Tuesday, December 29, 2009

Great Malvern, Worcestershire


A cold coming

Although England has thousands of churches dating from the Middle Ages, very few of them have more than a handful of fragments of medieval stained glass. The few places where there are substantial amounts of medieval glass – such as York Minster and the parish church of Fairford in Gloucestershire – are famous. One of the less well known places to admire the art of the Gothic glaziers is Malvern Priory.

The 15th-century stained glass in this building is some of the best English medieval glass to have survived. We do not know who made it, but similarities have been spotted with one of the windows in York Minster, the work of a glazier called John Thornton of Coventry. Whoever created the Malvern windows, they are the work of a master.

This Adoration of the Magi is one scene from the collection. It is a good example technically because it shows the way the 15th-century glaziers used lots of pale glass, so that plenty of sunlight got into the building, but highlighted these areas with rich accents of more deeply coloured glass, especially red and blue.

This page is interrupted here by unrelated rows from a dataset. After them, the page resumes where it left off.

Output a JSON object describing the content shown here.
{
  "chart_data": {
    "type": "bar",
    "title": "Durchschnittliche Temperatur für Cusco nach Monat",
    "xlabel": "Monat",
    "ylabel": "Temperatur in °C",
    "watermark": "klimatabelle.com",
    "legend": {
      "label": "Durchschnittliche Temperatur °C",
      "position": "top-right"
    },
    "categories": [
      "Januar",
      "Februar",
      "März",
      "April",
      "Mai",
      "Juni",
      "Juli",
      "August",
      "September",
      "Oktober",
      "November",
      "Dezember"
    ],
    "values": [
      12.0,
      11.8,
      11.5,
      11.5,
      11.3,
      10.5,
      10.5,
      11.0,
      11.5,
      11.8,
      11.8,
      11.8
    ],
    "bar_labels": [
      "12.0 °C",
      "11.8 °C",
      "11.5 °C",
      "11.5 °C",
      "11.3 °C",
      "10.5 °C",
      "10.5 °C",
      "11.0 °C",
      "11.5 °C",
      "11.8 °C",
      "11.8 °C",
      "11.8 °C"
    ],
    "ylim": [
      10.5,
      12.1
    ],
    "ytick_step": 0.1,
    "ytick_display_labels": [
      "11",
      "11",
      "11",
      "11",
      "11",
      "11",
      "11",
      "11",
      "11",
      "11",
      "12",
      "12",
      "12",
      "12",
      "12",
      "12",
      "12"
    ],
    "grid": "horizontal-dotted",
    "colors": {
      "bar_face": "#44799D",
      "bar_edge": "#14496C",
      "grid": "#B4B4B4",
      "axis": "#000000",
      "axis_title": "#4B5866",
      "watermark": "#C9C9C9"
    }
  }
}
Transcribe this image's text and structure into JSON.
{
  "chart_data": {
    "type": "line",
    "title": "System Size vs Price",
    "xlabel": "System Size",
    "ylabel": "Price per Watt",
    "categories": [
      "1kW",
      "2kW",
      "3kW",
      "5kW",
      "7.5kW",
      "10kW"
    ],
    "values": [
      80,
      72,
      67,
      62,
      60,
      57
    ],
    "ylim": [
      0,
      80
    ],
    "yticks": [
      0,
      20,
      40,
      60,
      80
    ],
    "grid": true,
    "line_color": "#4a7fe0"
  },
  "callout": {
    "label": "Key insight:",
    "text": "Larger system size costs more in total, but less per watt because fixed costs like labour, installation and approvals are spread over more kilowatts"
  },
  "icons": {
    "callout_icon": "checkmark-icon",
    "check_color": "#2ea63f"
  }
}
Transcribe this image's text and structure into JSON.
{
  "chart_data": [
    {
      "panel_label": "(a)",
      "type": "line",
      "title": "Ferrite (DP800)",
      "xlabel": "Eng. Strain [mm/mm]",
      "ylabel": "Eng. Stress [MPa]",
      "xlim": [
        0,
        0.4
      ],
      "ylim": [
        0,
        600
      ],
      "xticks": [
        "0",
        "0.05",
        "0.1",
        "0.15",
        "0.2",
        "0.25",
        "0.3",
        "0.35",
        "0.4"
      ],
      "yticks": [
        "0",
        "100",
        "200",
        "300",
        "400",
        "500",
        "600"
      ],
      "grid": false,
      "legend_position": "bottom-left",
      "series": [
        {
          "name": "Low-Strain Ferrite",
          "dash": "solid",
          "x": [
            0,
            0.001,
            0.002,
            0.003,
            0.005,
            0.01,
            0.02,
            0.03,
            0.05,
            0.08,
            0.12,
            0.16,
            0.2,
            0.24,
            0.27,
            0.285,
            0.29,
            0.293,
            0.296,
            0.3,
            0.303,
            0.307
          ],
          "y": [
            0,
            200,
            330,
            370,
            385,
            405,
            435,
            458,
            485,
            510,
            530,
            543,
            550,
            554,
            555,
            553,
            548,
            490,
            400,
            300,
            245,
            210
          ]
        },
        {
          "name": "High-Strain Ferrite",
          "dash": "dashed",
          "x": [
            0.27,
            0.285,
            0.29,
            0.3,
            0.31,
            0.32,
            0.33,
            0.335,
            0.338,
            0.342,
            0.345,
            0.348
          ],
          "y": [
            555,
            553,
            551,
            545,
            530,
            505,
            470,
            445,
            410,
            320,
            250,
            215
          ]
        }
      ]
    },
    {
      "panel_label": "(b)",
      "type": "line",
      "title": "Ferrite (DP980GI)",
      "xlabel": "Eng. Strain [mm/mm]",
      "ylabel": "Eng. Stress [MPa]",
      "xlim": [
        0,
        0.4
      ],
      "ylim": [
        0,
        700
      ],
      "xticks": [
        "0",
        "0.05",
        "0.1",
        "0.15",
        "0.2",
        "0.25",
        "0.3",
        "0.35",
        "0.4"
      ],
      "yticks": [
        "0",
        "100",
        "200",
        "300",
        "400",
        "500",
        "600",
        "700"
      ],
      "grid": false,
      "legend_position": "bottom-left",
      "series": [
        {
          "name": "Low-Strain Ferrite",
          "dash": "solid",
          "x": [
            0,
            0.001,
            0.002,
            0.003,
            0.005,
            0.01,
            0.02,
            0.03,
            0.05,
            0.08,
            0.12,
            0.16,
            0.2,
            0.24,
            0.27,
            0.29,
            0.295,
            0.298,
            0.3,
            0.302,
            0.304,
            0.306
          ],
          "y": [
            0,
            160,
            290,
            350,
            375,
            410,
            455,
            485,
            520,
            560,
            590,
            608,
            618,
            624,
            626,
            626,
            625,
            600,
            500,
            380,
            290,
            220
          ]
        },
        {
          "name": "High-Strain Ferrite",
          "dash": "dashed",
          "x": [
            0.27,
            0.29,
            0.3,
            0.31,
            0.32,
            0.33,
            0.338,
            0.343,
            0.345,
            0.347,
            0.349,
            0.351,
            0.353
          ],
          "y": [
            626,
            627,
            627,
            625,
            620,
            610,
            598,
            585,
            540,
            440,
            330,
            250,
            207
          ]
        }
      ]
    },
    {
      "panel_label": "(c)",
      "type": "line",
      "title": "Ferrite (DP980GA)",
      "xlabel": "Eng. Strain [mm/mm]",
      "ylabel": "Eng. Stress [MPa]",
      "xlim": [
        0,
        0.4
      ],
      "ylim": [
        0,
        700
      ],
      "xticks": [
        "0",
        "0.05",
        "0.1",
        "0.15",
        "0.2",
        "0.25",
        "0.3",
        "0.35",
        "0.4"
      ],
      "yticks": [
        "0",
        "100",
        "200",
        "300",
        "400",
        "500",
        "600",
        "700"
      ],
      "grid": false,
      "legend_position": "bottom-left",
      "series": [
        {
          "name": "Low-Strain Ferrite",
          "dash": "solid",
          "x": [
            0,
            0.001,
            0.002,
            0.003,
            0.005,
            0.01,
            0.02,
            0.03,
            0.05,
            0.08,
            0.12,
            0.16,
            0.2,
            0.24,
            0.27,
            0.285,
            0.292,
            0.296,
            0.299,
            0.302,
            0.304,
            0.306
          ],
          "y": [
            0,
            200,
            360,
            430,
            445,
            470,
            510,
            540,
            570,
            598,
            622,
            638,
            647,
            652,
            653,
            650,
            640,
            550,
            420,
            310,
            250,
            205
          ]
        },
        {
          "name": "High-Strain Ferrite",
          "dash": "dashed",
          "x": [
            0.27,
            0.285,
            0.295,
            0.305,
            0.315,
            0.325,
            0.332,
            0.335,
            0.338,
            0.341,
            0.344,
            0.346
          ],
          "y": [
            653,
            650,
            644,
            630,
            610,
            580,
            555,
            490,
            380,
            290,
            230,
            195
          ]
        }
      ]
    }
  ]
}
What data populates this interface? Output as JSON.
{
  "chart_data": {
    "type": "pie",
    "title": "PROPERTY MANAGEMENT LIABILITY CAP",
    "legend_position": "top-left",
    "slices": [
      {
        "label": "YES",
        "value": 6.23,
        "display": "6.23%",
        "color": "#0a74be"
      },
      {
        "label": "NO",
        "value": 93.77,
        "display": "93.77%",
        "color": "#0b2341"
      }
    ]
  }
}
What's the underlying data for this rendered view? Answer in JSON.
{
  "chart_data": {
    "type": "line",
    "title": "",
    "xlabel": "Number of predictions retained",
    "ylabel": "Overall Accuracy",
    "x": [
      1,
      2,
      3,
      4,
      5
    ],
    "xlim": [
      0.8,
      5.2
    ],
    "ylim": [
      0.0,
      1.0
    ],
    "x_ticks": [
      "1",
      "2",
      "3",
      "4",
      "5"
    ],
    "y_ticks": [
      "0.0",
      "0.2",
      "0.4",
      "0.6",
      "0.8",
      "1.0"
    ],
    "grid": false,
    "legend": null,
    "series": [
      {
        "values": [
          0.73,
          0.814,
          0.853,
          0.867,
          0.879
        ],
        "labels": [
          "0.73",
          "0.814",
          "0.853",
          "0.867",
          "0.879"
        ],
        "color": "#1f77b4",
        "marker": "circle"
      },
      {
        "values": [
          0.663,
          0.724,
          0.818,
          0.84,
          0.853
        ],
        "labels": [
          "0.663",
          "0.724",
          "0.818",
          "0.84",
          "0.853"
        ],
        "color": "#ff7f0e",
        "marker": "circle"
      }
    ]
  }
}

Mary sits with the Christ child on her lap and one of the kings, dressed in a rich red, fur-trimmed mantle over a blue tunic, kneels before them. He has removed his crown, which lies on the ground at the Virgin’s feet, and has taken off the lid of the cup he carries, revealing his to be the gift of gold. The infant Jesus reaches out for the gift with his left hand while raising his right in blessing. Behind, the other two Magi wait their turn, one in the act of removing his crown, the other raising his left hand. Joseph stands behind Mary and the thatched roof of the stable and the distant towers of a city make up the background. Shining with irregular rays that suggest its twinkling, the star completes the composition.

There is so much in this image, so many details that engage the viewer and encourage one to look for more. The faces, the interesting forms of the headgear of the Magi; the different-shaped vessels in which they bring their gifts; the way in which a cross has been concealed in the detail of the stable roof covering; the ermine trimming of many of the garments; the architecture of the distant city – all these are details to ponder in this moving depiction of a familiar subject, one that takes us straight back to the medieval world.